BUDAPEST (Reuters) – The George Soros Foundation said Tuesday it will close its office in Budapest and move to Berlin, leaving behind "an increasingly repressive political and legal environment" in Hungary.
The pro-democracy group said it moved a day after Prime Minister Viktor Orban's right-wing government announced plans to tighten restrictions on non-governmental organizations, according to a law called "Stop Soros" has been.
Orban, who won a landslide electoral victory last month, repeatedly accused Soros and his organization of encouraging migrants and undermining national culture.
The Soros Open Society Foundations (OSF) said it would continue to support human rights work in Hungary as well as projects in the areas of art, media freedom, transparency, education and health care.
But it would relocate its Budapest-based international operations and staff to Germany.
"The Hungarian government has vilified our country and misrepresented work and oppression of civil society for the sake of political gain, with a tactic unprecedented in the history of the European Union," said OSF President Patrick Gaspard in a statement.
Opposition and human rights groups have long said that an exit from the OSF would mark a milestone in the direction of authoritarian rule in Hungary and violate EU principles – a government-denied indictment.
The Hungarian government spokesman Zoltan Kovacs declined to comment.
Orban has increased its control over the media Allies controlling formerly independent institutions while refusing to accept large numbers of migrants in Hungary have also brought it into conflict with the EU.
Orban and Soros argued about the 2015 European migration crisis.

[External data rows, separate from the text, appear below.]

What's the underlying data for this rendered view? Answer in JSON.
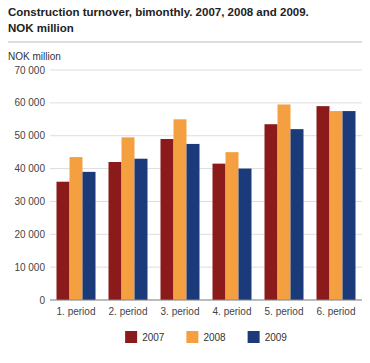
{
  "chart_data": {
    "type": "bar",
    "title": "Construction turnover, bimonthly. 2007, 2008 and 2009.",
    "subtitle": "NOK million",
    "ylabel": "NOK million",
    "categories": [
      "1. period",
      "2. period",
      "3. period",
      "4. period",
      "5. period",
      "6. period"
    ],
    "series": [
      {
        "name": "2007",
        "color": "#8B1A1A",
        "values": [
          36000,
          42000,
          49000,
          41500,
          53500,
          59000
        ]
      },
      {
        "name": "2008",
        "color": "#F5A040",
        "values": [
          43500,
          49500,
          55000,
          45000,
          59500,
          57500
        ]
      },
      {
        "name": "2009",
        "color": "#1A3A7A",
        "values": [
          39000,
          43000,
          47500,
          40000,
          52000,
          57500
        ]
      }
    ],
    "ylim": [
      0,
      70000
    ],
    "yticks": [
      0,
      {
        "value": 10000,
        "label": "10 000"
      },
      {
        "value": 20000,
        "label": "20 000"
      },
      {
        "value": 30000,
        "label": "30 000"
      },
      {
        "value": 40000,
        "label": "40 000"
      },
      {
        "value": 50000,
        "label": "50 000"
      },
      {
        "value": 60000,
        "label": "60 000"
      },
      {
        "value": 70000,
        "label": "70 000"
      }
    ],
    "grid": true,
    "legend": "bottom"
  }
}
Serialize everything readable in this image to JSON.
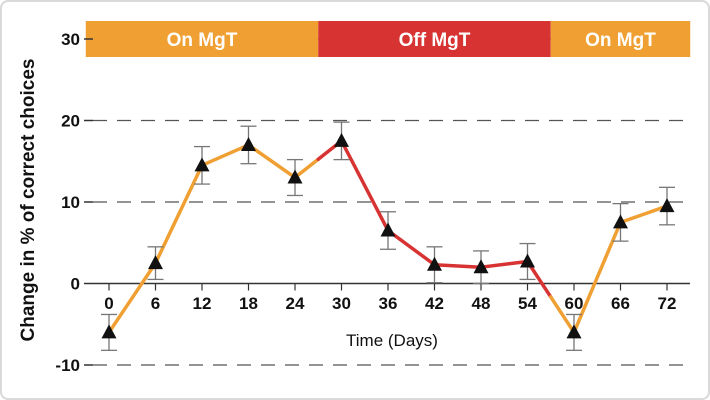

Orban says that Soros wants to undermine Europe's cultural identity, while the billionaire accused him of leading a mafia state.
Prior to the elections, Orban's political campaign condemned Soros and its activities in support of civil society nationwide on billboards.
The Open Society said the campaign called "anti-Semitic images from World War II". The government has repeatedly denied this.
The NGO law is expected to be one of the first laws passed by the new parliament.
It would allow the Minister of the Interior to ban all non-governmental NGOs that constitute a "national security risk". It would also levy a 25 per cent tax on foreign donations to non-governmental organizations that are moving back.